New Zealand’s love affair with property is well known. People lucky enough to have owned or inherited a home or land before 2015 will have felt wealthier these past few years as property prices ratcheted skywards.

Plenty of places are thought to have possibly doubled in value in the past ten or fifteen years.

At the same time, over the past year, property has dropped 15, 20 or even 25 per cent – depending on who you read or where you live. Those who felt much richer three years ago could well now feel much poorer. A few very unlucky people who bought in late 2021 or early 2022 at the height of the market could now have negative equity as price drops and inflation eat into deposits and capital repayments on mortgages.

At the same time, as property valuations have headed skywards, most incomes have not. This means many might now miss out entirely on the joys [and sorrows] of home ownership.

Unfortunately, for many property owners, rates are based – at least in part on property valuations – meaning the happiness we feel when our house valuations go up is often matched by the sadness we feel when the first rates bill based on the new value arrives.

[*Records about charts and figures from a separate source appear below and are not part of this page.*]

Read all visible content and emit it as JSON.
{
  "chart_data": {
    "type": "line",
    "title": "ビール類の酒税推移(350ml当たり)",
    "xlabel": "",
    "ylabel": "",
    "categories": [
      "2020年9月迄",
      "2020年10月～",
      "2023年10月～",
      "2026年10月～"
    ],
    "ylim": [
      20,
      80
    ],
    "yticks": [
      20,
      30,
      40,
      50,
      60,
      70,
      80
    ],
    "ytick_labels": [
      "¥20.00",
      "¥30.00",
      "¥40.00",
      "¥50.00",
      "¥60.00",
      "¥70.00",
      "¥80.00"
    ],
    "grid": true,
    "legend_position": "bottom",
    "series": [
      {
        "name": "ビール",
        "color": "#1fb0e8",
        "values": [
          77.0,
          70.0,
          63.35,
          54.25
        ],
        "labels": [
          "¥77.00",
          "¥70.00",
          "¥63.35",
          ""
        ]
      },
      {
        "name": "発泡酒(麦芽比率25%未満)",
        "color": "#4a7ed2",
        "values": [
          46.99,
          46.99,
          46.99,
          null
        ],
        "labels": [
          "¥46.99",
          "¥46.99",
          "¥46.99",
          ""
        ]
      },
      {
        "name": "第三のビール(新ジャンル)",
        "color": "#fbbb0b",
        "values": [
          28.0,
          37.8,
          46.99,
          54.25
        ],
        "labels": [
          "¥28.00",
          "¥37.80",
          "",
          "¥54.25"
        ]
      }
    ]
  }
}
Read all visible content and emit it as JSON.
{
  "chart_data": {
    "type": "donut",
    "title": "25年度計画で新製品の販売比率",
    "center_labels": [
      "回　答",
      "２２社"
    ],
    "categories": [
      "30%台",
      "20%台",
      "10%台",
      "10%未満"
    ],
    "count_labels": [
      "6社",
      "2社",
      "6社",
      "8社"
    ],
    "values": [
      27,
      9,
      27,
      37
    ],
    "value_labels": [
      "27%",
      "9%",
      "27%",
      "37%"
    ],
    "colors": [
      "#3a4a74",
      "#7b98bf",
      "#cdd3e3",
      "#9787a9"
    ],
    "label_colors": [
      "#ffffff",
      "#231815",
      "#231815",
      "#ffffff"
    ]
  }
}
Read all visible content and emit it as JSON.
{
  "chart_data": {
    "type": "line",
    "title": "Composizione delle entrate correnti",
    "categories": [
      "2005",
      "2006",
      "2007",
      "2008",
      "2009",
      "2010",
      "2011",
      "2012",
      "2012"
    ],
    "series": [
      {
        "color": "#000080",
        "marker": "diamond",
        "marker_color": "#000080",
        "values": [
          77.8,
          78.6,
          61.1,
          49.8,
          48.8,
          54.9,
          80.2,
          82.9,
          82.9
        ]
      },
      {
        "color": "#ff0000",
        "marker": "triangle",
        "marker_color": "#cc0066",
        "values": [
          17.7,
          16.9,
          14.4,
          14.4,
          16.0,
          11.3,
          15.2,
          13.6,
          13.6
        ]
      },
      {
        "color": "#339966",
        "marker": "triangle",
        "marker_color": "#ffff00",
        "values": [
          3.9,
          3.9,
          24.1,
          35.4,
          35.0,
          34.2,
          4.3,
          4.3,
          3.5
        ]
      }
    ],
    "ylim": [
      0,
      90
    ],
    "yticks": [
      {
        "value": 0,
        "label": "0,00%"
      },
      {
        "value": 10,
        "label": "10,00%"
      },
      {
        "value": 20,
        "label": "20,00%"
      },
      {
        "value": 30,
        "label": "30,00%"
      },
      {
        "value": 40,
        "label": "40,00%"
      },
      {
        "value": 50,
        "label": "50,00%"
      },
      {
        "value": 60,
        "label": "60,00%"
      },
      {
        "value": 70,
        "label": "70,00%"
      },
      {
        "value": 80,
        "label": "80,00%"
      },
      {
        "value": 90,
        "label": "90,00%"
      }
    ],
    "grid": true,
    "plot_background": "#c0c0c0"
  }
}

Much of New Zealand’s ‘wealth’ is based on property. Homes, farms, and commercial premises form the bedrock of most individuals’ and families’ ‘wealth’. There are other sources of ‘wealth’, of course, but property is a staple.

The problem with taxing wealth based on property is it is not liquid. It’s not like income, which can be divided as it comes in with some set aside for tax. A wealth tax would target illiquid property owners in a way that could have unintended outcomes.

Just because a person owns a valuable property does not mean they are wealthy.

Properties in some of our major cities worth half a million dollars 15 or 20 years ago could be valued at more than two million now.

If an unemployed person or single pensioner owned one of these places, on the face of it, they could be up for the proposed two-and-a-half per cent tax. Where does this come from?

Just because someone has ‘wealth’, does not mean they have cash.

At the same time, a capital gains tax also has a capital losses component – that are generally available to be offset against income.

New taxes come at a cost, which people with liquid wealth can generally afford clever advice to mitigate.